DNR Holds Public Forum For TCE Contamination


SPRINGFIELD — The Department of Natural Resources talked about well-water testing results, and opened up the floor for citizens to share concerns.

There were about 200 people in attendance for Thursday’s meeting regarding TCE (trichloroethylene) at the Ozark Empire Fairgrounds E-Plex. 

DNR went over what it’s doing with Northup-Grummon — who owns the site that Litton Systems Inc. once sat on. Both the DNR and Northrup-Grummon say TCE was used on circuit boards at the old Litton plant. 

Vapors of the chemical were discovered at Fantastic Caverns late last year.

Traces of TCE were later found in water sources — in an area several miles wide — north of the Springfield airport.

DNR says that they tested 191 private and 16 homes that receive water from shared wells. 

Many tested positive — but just four were over the maximum contaminate level, meaning they were over the level that makes drinking water unsafe.

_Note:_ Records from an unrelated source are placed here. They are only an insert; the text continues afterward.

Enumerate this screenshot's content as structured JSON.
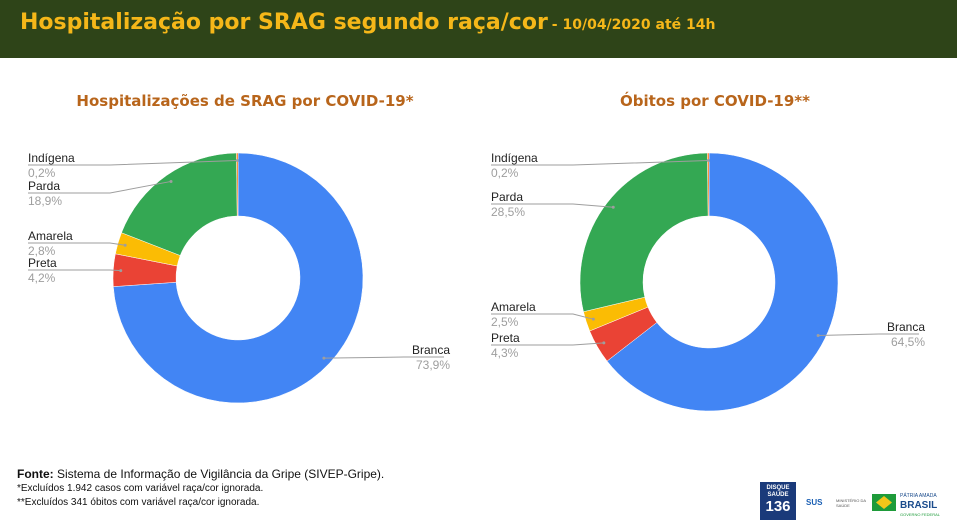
{
  "header": {
    "title": "Hospitalização por SRAG segundo raça/cor",
    "subtitle": "- 10/04/2020 até 14h"
  },
  "colors": {
    "header_bg": "#2e4418",
    "header_text": "#f5b719",
    "chart_title": "#b8651b",
    "branca": "#4285f4",
    "preta": "#ea4335",
    "amarela": "#fbbc04",
    "parda": "#34a853",
    "indigena": "#ff6d01"
  },
  "chart_data": [
    {
      "type": "pie",
      "title": "Hospitalizações de SRAG por COVID-19*",
      "donut": true,
      "categories": [
        "Branca",
        "Preta",
        "Amarela",
        "Parda",
        "Indígena"
      ],
      "values": [
        73.9,
        4.2,
        2.8,
        18.9,
        0.2
      ],
      "labels": [
        "73,9%",
        "4,2%",
        "2,8%",
        "18,9%",
        "0,2%"
      ]
    },
    {
      "type": "pie",
      "title": "Óbitos por COVID-19**",
      "donut": true,
      "categories": [
        "Branca",
        "Preta",
        "Amarela",
        "Parda",
        "Indígena"
      ],
      "values": [
        64.5,
        4.3,
        2.5,
        28.5,
        0.2
      ],
      "labels": [
        "64,5%",
        "4,3%",
        "2,5%",
        "28,5%",
        "0,2%"
      ]
    }
  ],
  "footer": {
    "source_label": "Fonte:",
    "source_text": "Sistema de Informação de Vigilância da Gripe (SIVEP-Gripe).",
    "note1": "*Excluídos 1.942 casos com variável raça/cor ignorada.",
    "note2": "**Excluídos 341 óbitos com variável raça/cor ignorada."
  },
  "logos": {
    "disque_top": "DISQUE SAÚDE",
    "disque_number": "136",
    "sus": "SUS",
    "ministry": "MINISTÉRIO DA SAÚDE",
    "brasil_top": "PÁTRIA AMADA",
    "brasil": "BRASIL",
    "brasil_bottom": "GOVERNO FEDERAL"
  }
}
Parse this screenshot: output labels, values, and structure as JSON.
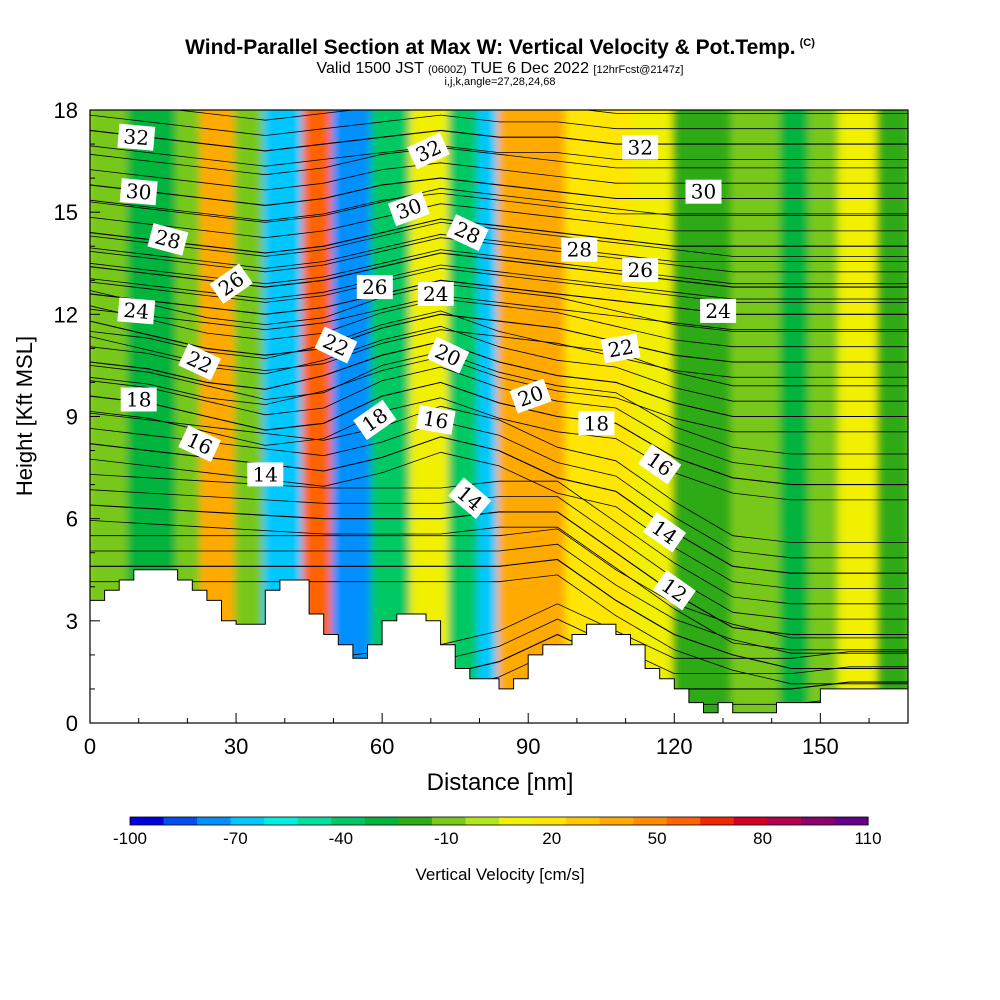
{
  "titles": {
    "main": "Wind-Parallel Section at Max W: Vertical Velocity & Pot.Temp.",
    "copyright": "(C)",
    "valid_pre": "Valid 1500 JST",
    "valid_utc": "(0600Z)",
    "valid_post": "TUE 6 Dec 2022",
    "forecast": "[12hrFcst@2147z]",
    "indices": "i,j,k,angle=27,28,24,68"
  },
  "chart_data": {
    "type": "heatmap",
    "xlabel": "Distance [nm]",
    "ylabel": "Height [Kft MSL]",
    "xlim": [
      0,
      168
    ],
    "ylim": [
      0,
      18
    ],
    "x_ticks": [
      "0",
      "30",
      "60",
      "90",
      "120",
      "150"
    ],
    "y_ticks": [
      "0",
      "3",
      "6",
      "9",
      "12",
      "15",
      "18"
    ],
    "colorbar": {
      "label": "Vertical Velocity [cm/s]",
      "tick_labels": [
        "-100",
        "-70",
        "-40",
        "-10",
        "20",
        "50",
        "80",
        "110"
      ],
      "colors": [
        "#0000e0",
        "#0050f0",
        "#0090ff",
        "#00c8ff",
        "#00f0e0",
        "#00e0a0",
        "#00c864",
        "#00b43c",
        "#2daa14",
        "#78c81e",
        "#b4e61e",
        "#f0f000",
        "#ffe600",
        "#ffc800",
        "#ffaa00",
        "#ff8c00",
        "#ff6400",
        "#f02800",
        "#d20028",
        "#b40050",
        "#8c006e",
        "#64008c"
      ]
    },
    "velocity_bands": [
      {
        "x": 0,
        "w": 8,
        "value": -10
      },
      {
        "x": 8,
        "w": 10,
        "value": -30
      },
      {
        "x": 18,
        "w": 5,
        "value": -10
      },
      {
        "x": 23,
        "w": 7,
        "value": 40
      },
      {
        "x": 30,
        "w": 6,
        "value": -10
      },
      {
        "x": 36,
        "w": 8,
        "value": -70
      },
      {
        "x": 44,
        "w": 6,
        "value": 60
      },
      {
        "x": 50,
        "w": 8,
        "value": -80
      },
      {
        "x": 58,
        "w": 8,
        "value": -40
      },
      {
        "x": 66,
        "w": 8,
        "value": 10
      },
      {
        "x": 74,
        "w": 6,
        "value": -40
      },
      {
        "x": 80,
        "w": 4,
        "value": -70
      },
      {
        "x": 84,
        "w": 14,
        "value": 40
      },
      {
        "x": 98,
        "w": 14,
        "value": 20
      },
      {
        "x": 112,
        "w": 8,
        "value": 10
      },
      {
        "x": 120,
        "w": 12,
        "value": -20
      },
      {
        "x": 132,
        "w": 10,
        "value": -10
      },
      {
        "x": 142,
        "w": 6,
        "value": -30
      },
      {
        "x": 148,
        "w": 6,
        "value": -10
      },
      {
        "x": 154,
        "w": 8,
        "value": 10
      },
      {
        "x": 162,
        "w": 6,
        "value": -20
      }
    ],
    "isentropes": [
      {
        "theta": 10,
        "y": [
          1.0,
          1.0,
          1.0,
          1.0,
          1.0,
          1.2,
          1.4,
          1.8,
          2.6,
          1.8,
          1.0,
          1.0,
          1.0,
          1.2,
          1.2
        ]
      },
      {
        "theta": 12,
        "y": [
          4.6,
          4.6,
          4.6,
          4.6,
          4.6,
          4.6,
          4.6,
          4.6,
          4.8,
          3.6,
          2.6,
          2.0,
          1.6,
          1.6,
          1.6
        ]
      },
      {
        "theta": 14,
        "y": [
          6.4,
          6.3,
          6.2,
          6.1,
          6.0,
          6.0,
          6.0,
          6.2,
          6.2,
          5.0,
          3.8,
          2.8,
          2.6,
          2.6,
          2.6
        ]
      },
      {
        "theta": 16,
        "y": [
          8.2,
          8.0,
          7.8,
          7.6,
          7.4,
          7.8,
          8.4,
          8.0,
          7.2,
          6.8,
          5.6,
          4.6,
          4.4,
          4.4,
          4.4
        ]
      },
      {
        "theta": 18,
        "y": [
          9.6,
          9.4,
          9.0,
          8.6,
          8.8,
          9.6,
          10.0,
          9.4,
          9.0,
          8.8,
          7.8,
          7.2,
          7.0,
          7.0,
          7.0
        ]
      },
      {
        "theta": 20,
        "y": [
          10.6,
          10.4,
          10.0,
          9.8,
          10.2,
          10.8,
          11.2,
          10.6,
          10.2,
          10.0,
          9.4,
          9.0,
          9.0,
          9.0,
          9.0
        ]
      },
      {
        "theta": 22,
        "y": [
          11.8,
          11.4,
          11.0,
          10.8,
          11.0,
          11.6,
          12.0,
          11.8,
          11.6,
          11.2,
          10.8,
          10.6,
          10.6,
          10.6,
          10.6
        ]
      },
      {
        "theta": 24,
        "y": [
          12.6,
          12.4,
          12.2,
          12.0,
          12.2,
          12.6,
          13.0,
          12.8,
          12.6,
          12.4,
          12.2,
          12.0,
          12.0,
          12.0,
          12.0
        ]
      },
      {
        "theta": 26,
        "y": [
          13.4,
          13.2,
          13.0,
          12.8,
          13.0,
          13.4,
          13.8,
          13.6,
          13.4,
          13.2,
          13.0,
          12.8,
          12.8,
          12.8,
          12.8
        ]
      },
      {
        "theta": 28,
        "y": [
          14.4,
          14.2,
          14.0,
          13.8,
          14.0,
          14.4,
          14.8,
          14.6,
          14.4,
          14.2,
          14.0,
          14.0,
          14.0,
          14.0,
          14.0
        ]
      },
      {
        "theta": 30,
        "y": [
          15.8,
          15.6,
          15.4,
          15.2,
          15.4,
          15.8,
          16.0,
          15.8,
          15.6,
          15.4,
          15.4,
          15.4,
          15.4,
          15.4,
          15.4
        ]
      },
      {
        "theta": 32,
        "y": [
          17.4,
          17.2,
          17.0,
          16.8,
          17.0,
          17.2,
          17.4,
          17.2,
          17.2,
          17.0,
          17.0,
          17.0,
          17.0,
          17.0,
          17.0
        ]
      }
    ],
    "isentrope_x": [
      0,
      12,
      24,
      36,
      48,
      60,
      72,
      84,
      96,
      108,
      120,
      132,
      144,
      156,
      168
    ],
    "contour_labels": [
      {
        "text": "32",
        "x": 9.5,
        "y": 17.2,
        "rot": 5
      },
      {
        "text": "30",
        "x": 10,
        "y": 15.6,
        "rot": 5
      },
      {
        "text": "28",
        "x": 16,
        "y": 14.2,
        "rot": 15
      },
      {
        "text": "24",
        "x": 9.5,
        "y": 12.1,
        "rot": 5
      },
      {
        "text": "18",
        "x": 10,
        "y": 9.5,
        "rot": 0
      },
      {
        "text": "26",
        "x": 29,
        "y": 12.9,
        "rot": -35
      },
      {
        "text": "22",
        "x": 22.5,
        "y": 10.6,
        "rot": 25
      },
      {
        "text": "16",
        "x": 22.5,
        "y": 8.2,
        "rot": 25
      },
      {
        "text": "14",
        "x": 36,
        "y": 7.3,
        "rot": 0
      },
      {
        "text": "22",
        "x": 50.5,
        "y": 11.1,
        "rot": 25
      },
      {
        "text": "26",
        "x": 58.5,
        "y": 12.8,
        "rot": 0
      },
      {
        "text": "18",
        "x": 58.5,
        "y": 8.9,
        "rot": -35
      },
      {
        "text": "32",
        "x": 69.5,
        "y": 16.8,
        "rot": -25
      },
      {
        "text": "30",
        "x": 65.5,
        "y": 15.1,
        "rot": -20
      },
      {
        "text": "24",
        "x": 71,
        "y": 12.6,
        "rot": 0
      },
      {
        "text": "28",
        "x": 77.5,
        "y": 14.4,
        "rot": 25
      },
      {
        "text": "20",
        "x": 73.5,
        "y": 10.8,
        "rot": 25
      },
      {
        "text": "16",
        "x": 71,
        "y": 8.9,
        "rot": 10
      },
      {
        "text": "14",
        "x": 78,
        "y": 6.6,
        "rot": 40
      },
      {
        "text": "20",
        "x": 90.5,
        "y": 9.6,
        "rot": -20
      },
      {
        "text": "28",
        "x": 100.5,
        "y": 13.9,
        "rot": 0
      },
      {
        "text": "18",
        "x": 104,
        "y": 8.8,
        "rot": 0
      },
      {
        "text": "32",
        "x": 113,
        "y": 16.9,
        "rot": 0
      },
      {
        "text": "26",
        "x": 113,
        "y": 13.3,
        "rot": 0
      },
      {
        "text": "22",
        "x": 109,
        "y": 11.0,
        "rot": -10
      },
      {
        "text": "30",
        "x": 126,
        "y": 15.6,
        "rot": 0
      },
      {
        "text": "24",
        "x": 129,
        "y": 12.1,
        "rot": 0
      },
      {
        "text": "16",
        "x": 117,
        "y": 7.6,
        "rot": 35
      },
      {
        "text": "14",
        "x": 118,
        "y": 5.6,
        "rot": 35
      },
      {
        "text": "12",
        "x": 120,
        "y": 3.9,
        "rot": 35
      }
    ],
    "terrain": [
      [
        0,
        3.6
      ],
      [
        3,
        3.6
      ],
      [
        3,
        3.9
      ],
      [
        6,
        3.9
      ],
      [
        6,
        4.2
      ],
      [
        9,
        4.2
      ],
      [
        9,
        4.5
      ],
      [
        18,
        4.5
      ],
      [
        18,
        4.2
      ],
      [
        21,
        4.2
      ],
      [
        21,
        3.9
      ],
      [
        24,
        3.9
      ],
      [
        24,
        3.6
      ],
      [
        27,
        3.6
      ],
      [
        27,
        3.0
      ],
      [
        30,
        3.0
      ],
      [
        30,
        2.9
      ],
      [
        36,
        2.9
      ],
      [
        36,
        3.9
      ],
      [
        39,
        3.9
      ],
      [
        39,
        4.2
      ],
      [
        45,
        4.2
      ],
      [
        45,
        3.2
      ],
      [
        48,
        3.2
      ],
      [
        48,
        2.6
      ],
      [
        51,
        2.6
      ],
      [
        51,
        2.3
      ],
      [
        54,
        2.3
      ],
      [
        54,
        1.9
      ],
      [
        57,
        1.9
      ],
      [
        57,
        2.3
      ],
      [
        60,
        2.3
      ],
      [
        60,
        3.0
      ],
      [
        63,
        3.0
      ],
      [
        63,
        3.2
      ],
      [
        69,
        3.2
      ],
      [
        69,
        3.0
      ],
      [
        72,
        3.0
      ],
      [
        72,
        2.3
      ],
      [
        75,
        2.3
      ],
      [
        75,
        1.6
      ],
      [
        78,
        1.6
      ],
      [
        78,
        1.3
      ],
      [
        84,
        1.3
      ],
      [
        84,
        1.0
      ],
      [
        87,
        1.0
      ],
      [
        87,
        1.3
      ],
      [
        90,
        1.3
      ],
      [
        90,
        2.0
      ],
      [
        93,
        2.0
      ],
      [
        93,
        2.3
      ],
      [
        99,
        2.3
      ],
      [
        99,
        2.6
      ],
      [
        102,
        2.6
      ],
      [
        102,
        2.9
      ],
      [
        108,
        2.9
      ],
      [
        108,
        2.6
      ],
      [
        111,
        2.6
      ],
      [
        111,
        2.3
      ],
      [
        114,
        2.3
      ],
      [
        114,
        1.6
      ],
      [
        117,
        1.6
      ],
      [
        117,
        1.3
      ],
      [
        120,
        1.3
      ],
      [
        120,
        1.0
      ],
      [
        123,
        1.0
      ],
      [
        123,
        0.6
      ],
      [
        126,
        0.6
      ],
      [
        126,
        0.3
      ],
      [
        129,
        0.3
      ],
      [
        129,
        0.6
      ],
      [
        132,
        0.6
      ],
      [
        132,
        0.3
      ],
      [
        141,
        0.3
      ],
      [
        141,
        0.6
      ],
      [
        150,
        0.6
      ],
      [
        150,
        1.0
      ],
      [
        168,
        1.0
      ]
    ]
  }
}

Dozens of resident spokes about their contamination concerns, and a few addressed their concerns with KOLR10 before the event started.

Vern Morgan says that while their wells have been treated, he wants to know what the plan is going forward. 

“I’d like to know what their plans are for more source treatment to try and get it before it continues moving, how their going to monitor it, where they’re going to establish monitoring areas,” Morgan says. 

Brian Quinn with DNR says it could take several years, potentially a couple decades, but they are trying to make sure things are done right. 

“Northup-Grumman is really driving this. It’s their responsibility to do much of the sampling, much of the cleanup – all of the cleanup. So we’re going to be overseeing their work and really just progressing to get a better idea of where the contamination is and what we need to do to take care of that,” says Quinn. 

Things got heated from time to time, with many people unsatisfied with what they heard from DNR and Northrop-Grummon, who had a panel of officials on hand. 

In the meantime, they are trying to keep contamination levels low enough to keep them being a danger to peoples health.

Testing will continue throughout the year with another public meeting tentatively scheduled for September to share results and get more public comment.